Torn up nets, fading court lines, unkempt baseball fields, smashed slides, broken pavement, crumbling swing sets and a clogged sprinkler filled with trash and dead animals … these are just some of the problems facing a pair of parks in the Old North neighborhood of St. Louis. Problems area children are campaigning to fix.
The Youth Council of Old North held a meeting Tuesday evening to campaign for the city to fix Strodtman and Jackson parks. The council, which is made up of young men from the neighborhood, was established this fall.
At the meeting they shared personal testimony about the conditions of the park and why they’d like to see it fixed.
Asa White, 12, says kids in the neighborhood avoid the parks.
“They don't go to the park really," he said. “They will not do exercise and (they) stay in the house on the phones, games systems and stuff. And the reason why they don't want to go to the park because it's all messed up.”

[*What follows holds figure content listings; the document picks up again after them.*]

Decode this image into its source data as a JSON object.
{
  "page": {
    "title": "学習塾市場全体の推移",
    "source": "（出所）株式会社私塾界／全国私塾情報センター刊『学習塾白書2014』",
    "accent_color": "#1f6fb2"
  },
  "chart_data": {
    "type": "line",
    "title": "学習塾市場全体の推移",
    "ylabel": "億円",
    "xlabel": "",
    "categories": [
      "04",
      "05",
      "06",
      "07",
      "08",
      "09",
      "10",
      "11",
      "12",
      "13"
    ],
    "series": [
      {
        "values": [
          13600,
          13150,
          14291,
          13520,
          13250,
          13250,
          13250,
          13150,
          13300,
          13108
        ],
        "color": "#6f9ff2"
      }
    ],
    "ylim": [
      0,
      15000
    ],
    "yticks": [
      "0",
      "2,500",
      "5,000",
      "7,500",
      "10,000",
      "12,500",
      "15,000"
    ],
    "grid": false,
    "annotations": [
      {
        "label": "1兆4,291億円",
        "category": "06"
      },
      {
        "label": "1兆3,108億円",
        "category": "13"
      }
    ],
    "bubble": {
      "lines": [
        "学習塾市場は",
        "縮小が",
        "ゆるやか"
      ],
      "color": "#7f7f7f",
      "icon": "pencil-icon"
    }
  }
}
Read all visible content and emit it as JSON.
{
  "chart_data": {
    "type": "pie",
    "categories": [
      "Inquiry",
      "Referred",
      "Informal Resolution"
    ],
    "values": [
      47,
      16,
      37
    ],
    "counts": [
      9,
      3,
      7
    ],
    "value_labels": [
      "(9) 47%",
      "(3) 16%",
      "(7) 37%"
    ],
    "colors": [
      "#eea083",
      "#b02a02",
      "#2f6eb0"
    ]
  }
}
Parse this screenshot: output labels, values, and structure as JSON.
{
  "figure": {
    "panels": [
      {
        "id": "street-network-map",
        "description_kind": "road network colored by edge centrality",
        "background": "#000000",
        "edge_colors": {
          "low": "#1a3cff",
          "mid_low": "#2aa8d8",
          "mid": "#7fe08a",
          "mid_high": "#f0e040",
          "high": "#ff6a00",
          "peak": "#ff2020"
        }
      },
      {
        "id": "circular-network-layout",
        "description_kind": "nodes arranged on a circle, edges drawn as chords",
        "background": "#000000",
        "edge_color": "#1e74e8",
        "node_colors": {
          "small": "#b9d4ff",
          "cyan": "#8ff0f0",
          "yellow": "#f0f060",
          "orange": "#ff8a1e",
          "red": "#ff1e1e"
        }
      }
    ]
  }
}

Anthony Kilbert, 16, is the president of the Old North Youth Council. He said he’s witnessed kids getting hurt because of the poor condition of the parks.
“The equipment is smashed,” Kilber said. “Even the swings are run down. They break easily. I seen another kid swinging on there and he fell off. The chain broke.”
The youth group is gathering signatures for a petition they plan to send to City Parks Commissioner Dan Skillman. It requests that the city repair park equipment adding that the “children of Old North deserve places to play that are as nice as Forest Park.”
Christopher Potter, a community organizer with Metropolitan Congregations United helped establish the group. He says having poorly maintained parks sends a negative message to kids.
“It teaches them that they don't have control over their own neighborhoods, “ he said. “And that they don't have a say. But they can have a say.”
Potter says one of the main goals of the council is for youth to learn about the power of community organizing.
He says that, for a lot of kids in the neighborhood, the parks are a hub for activity despite their poor conditions.
“But, playing in these conditions it’s undignified. It’s not fair and it teaches them that they are not going to be able to get what they need from the city,” Potter said. “I’m trying to teach them the opposite. That they can organize and have power.”
The youth council will try to use that power, when they make their case to Skillman at a meeting scheduled for February.